Dark sonar shadows that accompany a bright sonar return in side imaging also provide information about the fish’s depth in the water column. Fish that are suspended high in the water column have larger distances between their bright sonar return and the dark shadow than do fish that are closer to the bottom.

What’s the best way to learn to interpret your fishfinder? Time on the water is clearly the best teacher. But if you want to shorten the learning curve, attend a seminar, take a class or spend some quality time with instructional resources from proven sonar aficionados. Being able to take advantage of all of your marine electronics’ capabilities will make you a more efficient and successful angler.

Customize that lure

Commercial bass lures are designed to be effective right out of the package. Nevertheless, it is important to recognize that many lures will work better under specific conditions if we, as anglers, take the time to customize or modify their original profiles, colors or actions.

For example, consider the venerable jig — a lure responsible for innumerable bass catches over the decades since its introduction.

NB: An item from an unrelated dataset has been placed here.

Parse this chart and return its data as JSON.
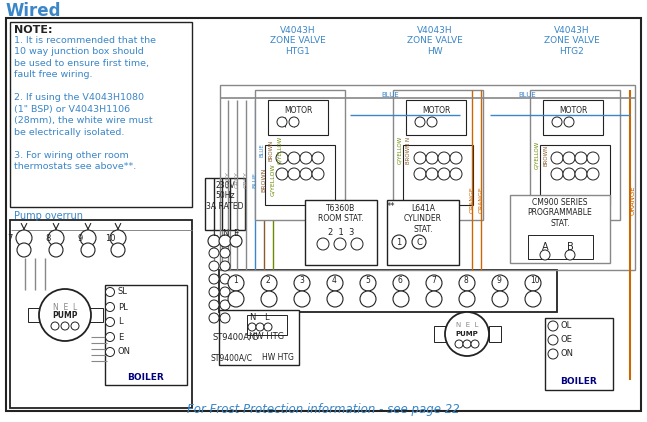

Most jigs include a forest of rubber legs that extend well beyond the hook, where they flow and undulate in an enticing manner. When the bite gets tough, and fish start striking short, don’t be afraid to trim those legs back, so that they end right at the bend of the hook.

This will make your jig more compact and help to focus the point of attack at the piercing point of the hook, rather than on the relative safety of the legs. Likewise, take advantage of innovations in modern materials by folding tungsten jigs into your arsenal. Tungsten is a metal that is more dense than traditional lead. This means that a standard 1/2-ounce jighead will be smaller when made of tungsten than when poured from lead.

From the angler’s perspective, a tungsten jig will offer a more compact profile than a lead jig of the same weight, allowing us to fold the traditional principles of finesse fishing into situations that call for jig-and-trailer presentations.

If you’re looking for ways to customize your lures for specific situations, one of the best places to snoop for intel are post-tournament recaps, where victorious anglers frequently describe their winning techniques in detail and with little reservation. Pay close attention to the fine print, where a champion might mention in passing that they added a little lead tape to the belly of their crankbait or swapped out a treble hook for one of a different style or size. These tournament-tested bait hacks can be big difference-makers for you, too.